Antes de ser contratada pela Amazon, a mulher dele recebia um salário mensal bruto de 14.000 coroas checas (US$ 650) como costureira. Ele acrescenta, no entanto, que as três horas não remuneradas passadas diariamente no transporte — e os atrasos antes e depois do trabalho — também deveriam ser considerados.

"Se eu contar o transporte, a minha renda bruta é de 80 coroas checas (US$ 3,75) por hora. Você não tem tempo para mais nada além de trabalhar e dormir", relata outro funcionário.

Os longos dias de trabalho e os longos deslocamentos explicam porque Kateřina não quer voltar para a Amazon. "É incompatível com os valores da minha família", explica. Ela diz que o marido, também empregado na Amazon, agora sai para trabalhar às 4 da manhã e volta para casa às 19 horas. Para ela, esta situação só poderia ser resolvida internando o filho num jardim de infância, onde a criança passaria períodos inteiros de quatro dias. Ela diz que esta solução é bastante comum em Most; "Mas eu simplesmente não faria isso com o meu filho", assevera.

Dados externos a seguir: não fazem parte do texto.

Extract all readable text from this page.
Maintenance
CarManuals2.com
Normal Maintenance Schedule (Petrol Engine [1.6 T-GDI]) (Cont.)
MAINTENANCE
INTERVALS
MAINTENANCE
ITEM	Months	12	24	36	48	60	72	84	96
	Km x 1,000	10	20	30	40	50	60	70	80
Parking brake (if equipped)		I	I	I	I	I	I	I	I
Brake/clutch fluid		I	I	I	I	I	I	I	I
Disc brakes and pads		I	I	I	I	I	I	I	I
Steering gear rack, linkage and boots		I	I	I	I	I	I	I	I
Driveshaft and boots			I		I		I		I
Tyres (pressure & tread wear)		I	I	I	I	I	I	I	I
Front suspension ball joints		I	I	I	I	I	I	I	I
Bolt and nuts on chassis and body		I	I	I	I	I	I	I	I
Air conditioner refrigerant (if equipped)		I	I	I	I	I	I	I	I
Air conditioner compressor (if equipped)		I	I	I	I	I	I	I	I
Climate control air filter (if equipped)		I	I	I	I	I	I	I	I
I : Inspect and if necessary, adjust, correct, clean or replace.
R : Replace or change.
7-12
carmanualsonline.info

Segundo o Sr. Mayer e a Sra. Příbrská, a Amazon insiste em que cada funcionário deve saber fazer tudo – receber, armazenar, escolher e embalar a mercadoria para o cliente. É na chamada "coleta" que eles andam até dez milhas por turno.

Ambos os sindicalistas observam que o infame sistema de controle por meio de scanners não é tão rigoroso como às vezes se alega. Por exemplo, não é um problema para eles irem ao banheiro, sempre que cumpram as normas a cada hora. Contudo, nem eles nem a alta administração em Praga sabem explicar como estas normas são determinadas.

"É algum tipo de algoritmo que só umas cinco pessoas na Europa entendem". Ele se baseia mais ou menos nos resultados da comparação entre os centros de distribuição, a qual determina a média que deve ser alcançada", explica Ivo.

Se alguém ficar para trás, pode ser submetido a um procedimento chamado ADAPT; após algumas etapas mal sucedidas, isto pode levar à demissão do funcionário. Porém, eles explicam que a palavra dos gerentes individuais também conta nesta avaliação semanal.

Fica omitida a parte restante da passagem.